Googlebot 无法识别动态 robots.txt

Googlebot not recognizing dynamic robots.txt

我已经使用 laravel 创建了一个动态路由,用于提供 txt 响应。

它可以在浏览器上运行,但是 googlebot 说没有 robots.txt 文件。

这是我得到的header:

Cache-Control →no-cache Connection →keep-alive Content-Disposition →inline; filename="robots.txt" Content-Encoding →gzip Content-Type →text/plain; charset=UTF-8 Date →Wed, 23 Mar 2016 11:36:44 GMT Server →nginx/1.9.12 Transfer-Encoding →chunked Vary →Accept-Encoding

这是我的 laravel 路线:

Route::get('robots.txt', 'TxtController@robots');

这是方法:

public function robots(){ return response()->view('txt.robots')->header('Content-Type', 'text/plain')->header('Content-Disposition', 'inline; filename="robots.txt"'); }

我试过 Content-Disposition →attachment; filename="robots.txt" 但 google 一直说没有 robots.txt 文件。
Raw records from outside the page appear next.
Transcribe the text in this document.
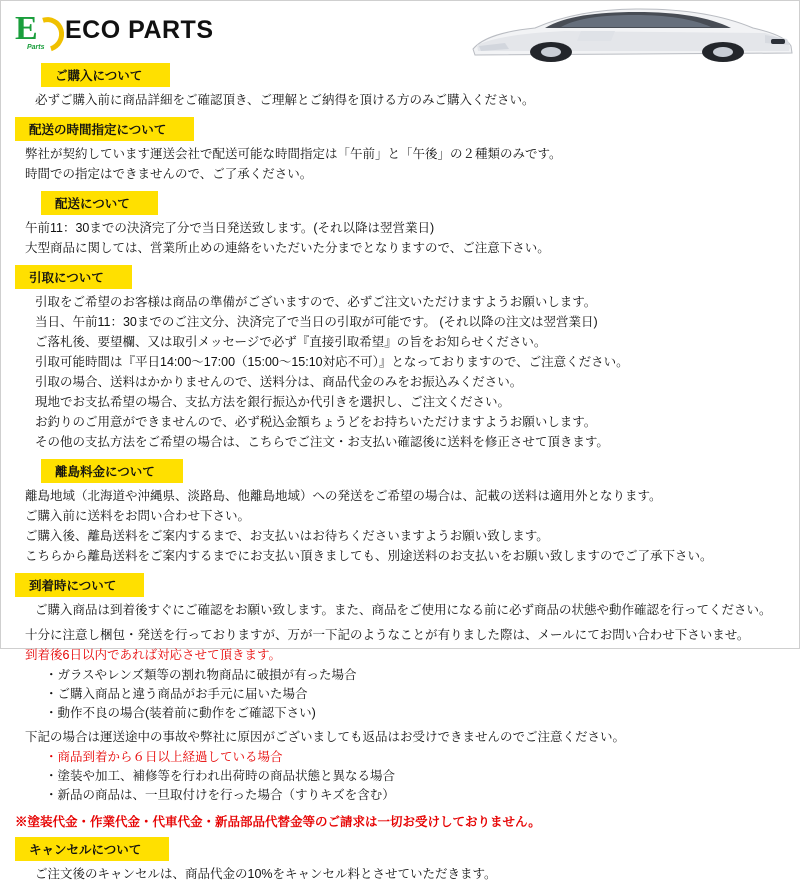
E
Parts
ECO PARTS
ご購入について

必ずご購入前に商品詳細をご確認頂き、ご理解とご納得を頂ける方のみご購入ください。

配送の時間指定について

弊社が契約しています運送会社で配送可能な時間指定は「午前」と「午後」の２種類のみです。

時間での指定はできませんので、ご了承ください。

配送について

午前11：30までの決済完了分で当日発送致します。(それ以降は翌営業日)

大型商品に関しては、営業所止めの連絡をいただいた分までとなりますので、ご注意下さい。

引取について

引取をご希望のお客様は商品の準備がございますので、必ずご注文いただけますようお願いします。

当日、午前11：30までのご注文分、決済完了で当日の引取が可能です。 (それ以降の注文は翌営業日)

ご落札後、要望欄、又は取引メッセージで必ず『直接引取希望』の旨をお知らせください。

引取可能時間は『平日14:00～17:00（15:00～15:10対応不可）』となっておりますので、ご注意ください。

引取の場合、送料はかかりませんので、送料分は、商品代金のみをお振込みください。

現地でお支払希望の場合、支払方法を銀行振込か代引きを選択し、ご注文ください。

お釣りのご用意ができませんので、必ず税込金額ちょうどをお持ちいただけますようお願いします。

その他の支払方法をご希望の場合は、こちらでご注文・お支払い確認後に送料を修正させて頂きます。

離島料金について

離島地域（北海道や沖縄県、淡路島、他離島地域）への発送をご希望の場合は、記載の送料は適用外となります。

ご購入前に送料をお問い合わせ下さい。

ご購入後、離島送料をご案内するまで、お支払いはお待ちくださいますようお願い致します。

こちらから離島送料をご案内するまでにお支払い頂きましても、別途送料のお支払いをお願い致しますのでご了承下さい。

到着時について

ご購入商品は到着後すぐにご確認をお願い致します。また、商品をご使用になる前に必ず商品の状態や動作確認を行ってください。

十分に注意し梱包・発送を行っておりますが、万が一下記のようなことが有りました際は、メールにてお問い合わせ下さいませ。

到着後6日以内であれば対応させて頂きます。

・ガラスやレンズ類等の割れ物商品に破損が有った場合
・ご購入商品と違う商品がお手元に届いた場合
・動作不良の場合(装着前に動作をご確認下さい)

下記の場合は運送途中の事故や弊社に原因がございましても返品はお受けできませんのでご注意ください。

・商品到着から６日以上経過している場合
・塗装や加工、補修等を行われ出荷時の商品状態と異なる場合
・新品の商品は、一旦取付けを行った場合（すりキズを含む）

※塗装代金・作業代金・代車代金・新品部品代替金等のご請求は一切お受けしておりません。

キャンセルについて

ご注文後のキャンセルは、商品代金の10%をキャンセル料とさせていただきます。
我已经尝试删除 Content-Disposition 但仍然无法从 Google Web Master Tools(它可以在浏览器上运行)

这是我的nginx配置,可能这里有问题:

```

server {
listen 80 default_server;
listen [::]:80 default_server;
server_name mydomain.com;
root /home/forge/mydomain.com/public;

# FORGE SSL (DO NOT REMOVE!)
# ssl_certificate;
# ssl_certificate_key;

ssl_protocols TLSv1 TLSv1.1 TLSv1.2;

index index.html index.htm index.php;

charset utf-8;



location / {
    try_files $uri $uri/ /index.php?$query_string;
}

location = /favicon.ico { access_log off; log_not_found off; }
#location = /robots.txt  { access_log off; log_not_found off; }

#location = /robots.txt {
#    try_files $uri $uri/ /index.php?$args;
#    access_log off;
#    log_not_found off;
#}

access_log off;
error_log  /var/log/nginx/mydomain.com-error.log error;

error_page 404 /index.php;

location ~ \.php$ {
    fastcgi_split_path_info ^(.+\.php)(/.+)$;
    fastcgi_pass unix:/var/run/php5-fpm.sock;
    fastcgi_index index.php;
    include fastcgi_params;
}

location ~ /\.ht {
    deny all;
}


# Expire rules for static content

# cache.appcache, your document html and data
location ~* \.(?:manifest|appcache|html?|xml|json)$ {
    expires -1;
    # access_log logs/static.log; # I don't usually include a static log
}

# Feed
location ~* \.(?:rss|atom)$ {
    expires 1h;
    add_header Cache-Control "public";
}

# Media: images, icons, video, audio, HTC
location ~* \.(?:jpg|jpeg|gif|png|ico|cur|gz|svg|svgz|mp4|ogg|ogv|webm|htc)$ {
    expires 1M;
    access_log off;
    add_header Cache-Control "public";
}

# CSS, Javascript and Fonts
location ~* \.(?:css|js|woff|ttf|eot)$ {
    expires 1y;
    access_log off;
    add_header Cache-Control "public";
}
}
```

谢谢。

当我检查 http://www.google.com/robots.txt 时,HTTP 响应 header 是:

Cache-Control:private, max-age=0
Content-Encoding:gzip
Content-Length:1574
Content-Type:text/plain
Date:Wed, 23 Mar 2016 12:07:44 GMT
Expires:Wed, 23 Mar 2016 12:07:44 GMT
Last-Modified:Fri, 04 Mar 2016 19:02:51 GMT
Server:sffe
Vary:Accept-Encoding
X-Content-Type-Options:nosniff
X-XSS-Protection:1; mode=block

为什么不跳过 Content-Disposition header 并只输出带有 Content-Type:text/plain header 的文本?

还有...

  • 您确定您的 robots.txt url 可以从外界获得吗?也许使用代理来仔细检查。
  • 你的输出是 UTF-8 编码的吗?

有关详细信息,请参阅 https://developers.google.com/webmasters/control-crawl-index/docs/robots_txt

Content-Disposition header 用于在浏览器中强制下载文件。它可能会混淆 Google 机器人 - 尝试在没有它的情况下提供文件:

public function robots(){
    return response()->view('txt.robots')->header('Content-Type', 'text/plain');
}

我加了一个Content-lengthheader就解决了。代码结果是这样的:

    $response = response()->view('txt.robots')->header('Content-Type', 'text/plain');
    $response->header('Content-Length',strlen($response->getOriginalContent()));

    return $response;

希望对您有所帮助。感谢您的回复。